FROM THE BURBANK LEADER:
Burbank Leader FULL ARTICLE
BUSINESS SPOTLIGHT: If you build it, they will dance
Owner of Garri Dance Studio expands operations, and she does a lot of the legwork herself.
By Rachel Kane, August 21, 2007
Working on floors is what dancers do, but Megan Baade, the 25-year-old owner of Garri Dance Studio, has taken her interactions with the dance floor to a whole new level.
Instead of doing pirouettes and plies in her new studio on West Magnolia Boulevard, Baade has been laying floor boards and painting walls this summer in the 2,500-square-foot space.
“I’m very hands-on about this,” Baade said. “This dance floor is an investment, but it’s an investment in my students’ health.”
The wood floors at the studio are all padded underneath to provide a little added spring in the dancers’ steps, and to make moving on them easier on the joints.
When the studio opens on Sept. 4, it will be the second Garri Dance Studio location. Baade has owned the original studio on West Verdugo Avenue for five years.
Before that, she trained with Peg Garri, the studio’s original owner, from the age of 2 to 18, and then became a dance instructor at the studio around the time Garri died in 2000.
She took the reins as the business’ owner when Garri’s daughter, Mary Beth Costanzo, decided to move out of town in 2002.
“It was relatively seamless,” said Eric Rosoff, of Burbank, whose 16-year-old daughter has been dancing at the studio for at least eight years.
“There was a long-standing tradition with Garri Dance of being an icon in the community, and [Baade] certainly has carried on that tradition,” he said.
Once Baade’s business got too big for her space, she decided to move up.
The original studio is 950 square feet with one dance room. The new location has three dance rooms and a new music room.
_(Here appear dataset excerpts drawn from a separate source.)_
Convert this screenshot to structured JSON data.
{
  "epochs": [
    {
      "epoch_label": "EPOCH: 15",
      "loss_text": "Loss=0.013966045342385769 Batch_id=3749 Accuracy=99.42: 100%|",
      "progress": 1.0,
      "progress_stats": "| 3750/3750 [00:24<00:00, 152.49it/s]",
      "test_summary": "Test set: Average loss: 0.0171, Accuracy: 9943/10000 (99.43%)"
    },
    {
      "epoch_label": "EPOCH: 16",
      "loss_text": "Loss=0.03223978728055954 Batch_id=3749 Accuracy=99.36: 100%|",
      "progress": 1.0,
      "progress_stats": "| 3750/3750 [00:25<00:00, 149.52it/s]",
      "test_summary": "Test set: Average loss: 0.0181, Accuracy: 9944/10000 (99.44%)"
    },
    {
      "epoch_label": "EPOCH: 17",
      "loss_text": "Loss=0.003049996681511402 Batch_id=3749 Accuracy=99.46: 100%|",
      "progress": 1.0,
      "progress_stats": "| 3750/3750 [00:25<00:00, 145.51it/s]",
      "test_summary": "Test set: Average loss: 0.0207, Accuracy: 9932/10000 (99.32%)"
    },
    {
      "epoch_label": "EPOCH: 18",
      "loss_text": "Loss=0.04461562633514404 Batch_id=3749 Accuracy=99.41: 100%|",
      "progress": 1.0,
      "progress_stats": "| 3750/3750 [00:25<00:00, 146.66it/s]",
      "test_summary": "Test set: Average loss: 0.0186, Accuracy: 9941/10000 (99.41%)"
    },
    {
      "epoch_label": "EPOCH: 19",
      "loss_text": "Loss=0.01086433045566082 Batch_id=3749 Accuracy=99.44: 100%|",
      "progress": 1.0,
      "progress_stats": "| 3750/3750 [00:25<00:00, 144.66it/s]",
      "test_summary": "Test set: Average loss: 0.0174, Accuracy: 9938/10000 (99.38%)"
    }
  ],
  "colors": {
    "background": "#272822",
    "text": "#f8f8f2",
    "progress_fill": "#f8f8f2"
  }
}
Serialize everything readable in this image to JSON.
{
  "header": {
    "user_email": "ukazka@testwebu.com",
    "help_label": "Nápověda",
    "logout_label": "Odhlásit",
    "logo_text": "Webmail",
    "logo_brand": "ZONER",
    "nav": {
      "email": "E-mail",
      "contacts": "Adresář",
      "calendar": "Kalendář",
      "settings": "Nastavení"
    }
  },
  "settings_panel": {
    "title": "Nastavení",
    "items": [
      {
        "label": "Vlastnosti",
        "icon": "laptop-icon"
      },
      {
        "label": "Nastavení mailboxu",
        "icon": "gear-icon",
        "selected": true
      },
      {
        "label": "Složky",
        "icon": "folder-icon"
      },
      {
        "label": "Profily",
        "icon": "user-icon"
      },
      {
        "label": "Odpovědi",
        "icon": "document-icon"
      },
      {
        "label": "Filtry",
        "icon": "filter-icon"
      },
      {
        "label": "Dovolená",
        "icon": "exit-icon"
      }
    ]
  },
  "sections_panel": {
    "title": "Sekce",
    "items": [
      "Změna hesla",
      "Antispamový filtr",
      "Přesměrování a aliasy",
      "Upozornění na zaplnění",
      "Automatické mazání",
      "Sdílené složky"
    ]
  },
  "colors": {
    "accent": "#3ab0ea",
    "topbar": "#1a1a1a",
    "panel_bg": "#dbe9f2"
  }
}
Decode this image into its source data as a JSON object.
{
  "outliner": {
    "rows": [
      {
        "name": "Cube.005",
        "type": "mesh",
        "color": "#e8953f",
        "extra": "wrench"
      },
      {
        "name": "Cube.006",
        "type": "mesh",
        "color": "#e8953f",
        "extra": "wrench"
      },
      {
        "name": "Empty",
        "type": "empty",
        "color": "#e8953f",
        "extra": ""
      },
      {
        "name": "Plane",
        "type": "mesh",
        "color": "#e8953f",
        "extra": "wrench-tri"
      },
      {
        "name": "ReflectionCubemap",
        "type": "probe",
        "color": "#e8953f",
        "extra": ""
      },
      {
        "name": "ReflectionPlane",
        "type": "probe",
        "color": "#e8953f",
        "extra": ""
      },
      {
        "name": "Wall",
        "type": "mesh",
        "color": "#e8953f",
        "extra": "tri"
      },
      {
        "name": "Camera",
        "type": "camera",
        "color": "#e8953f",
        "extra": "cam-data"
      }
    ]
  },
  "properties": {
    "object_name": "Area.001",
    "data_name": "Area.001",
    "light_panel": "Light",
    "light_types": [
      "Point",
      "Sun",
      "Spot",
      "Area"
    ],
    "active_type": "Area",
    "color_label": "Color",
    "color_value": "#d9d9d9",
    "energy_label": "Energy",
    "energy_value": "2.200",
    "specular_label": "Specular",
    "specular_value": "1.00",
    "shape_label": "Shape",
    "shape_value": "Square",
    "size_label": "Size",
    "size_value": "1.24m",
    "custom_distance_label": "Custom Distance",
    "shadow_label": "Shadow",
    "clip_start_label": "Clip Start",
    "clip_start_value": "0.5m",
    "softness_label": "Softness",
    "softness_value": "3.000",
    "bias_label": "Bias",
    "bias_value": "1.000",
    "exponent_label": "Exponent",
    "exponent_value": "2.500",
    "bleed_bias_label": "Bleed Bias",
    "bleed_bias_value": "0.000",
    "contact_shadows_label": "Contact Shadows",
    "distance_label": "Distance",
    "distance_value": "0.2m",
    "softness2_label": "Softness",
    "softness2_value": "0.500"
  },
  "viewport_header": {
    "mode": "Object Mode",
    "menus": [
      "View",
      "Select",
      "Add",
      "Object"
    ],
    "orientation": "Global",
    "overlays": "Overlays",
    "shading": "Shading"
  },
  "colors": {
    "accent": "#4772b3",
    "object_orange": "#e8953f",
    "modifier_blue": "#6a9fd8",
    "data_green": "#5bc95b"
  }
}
It used to be a Pilates studio called Center Studio, where Baade took classes.
When she found out they were going out of business and the building would be open, she jumped on it.
“I felt so connected with the space already,” she said as she walked around the tap room that used to be the Pilates’ studio front lobby.
“It’s just a much more wide-open space,” she said.
All the rooms have open-beamed, high ceilings, and the largest of the three rooms has big windows that face the street and bring a lot of light, which was a main selling point for Baade.
“It’s the most New York dance studio that you’re going to get in Burbank,” she said, referring to the exposed brick walls and air vents that make the place look kind of like a loft.
While expanding the size of her business physically, Baade has also expanded and shifted around her services.
The new studio will have most of the children’s tap, jazz, hip-hop and ballet classes while the old studio will house more adult classes, she said.
But the space is keeping some of its roots. Baade will also offer Pilates classes, she said.
Her staff has tripled, going from five to 15 instructors.
“I know when we first started things, she was doing it like it always was, and then over the years she’s improved on the classes and the teachers and remodeled [the original studio] a little bit,” said Marla Hughes, 45, of Burbank, whose 10-year-old daughter has been taking classes at the studio for four years.
“The [new] studio is going to be awesome because it’s going to be much bigger, more classes available, different times available. I’m looking forward to it, and it’s actually closer to me.”
The studio will have its grand opening from 1 to 4 p.m. Sept. 2. Clothes and free dance classes will be raffled off.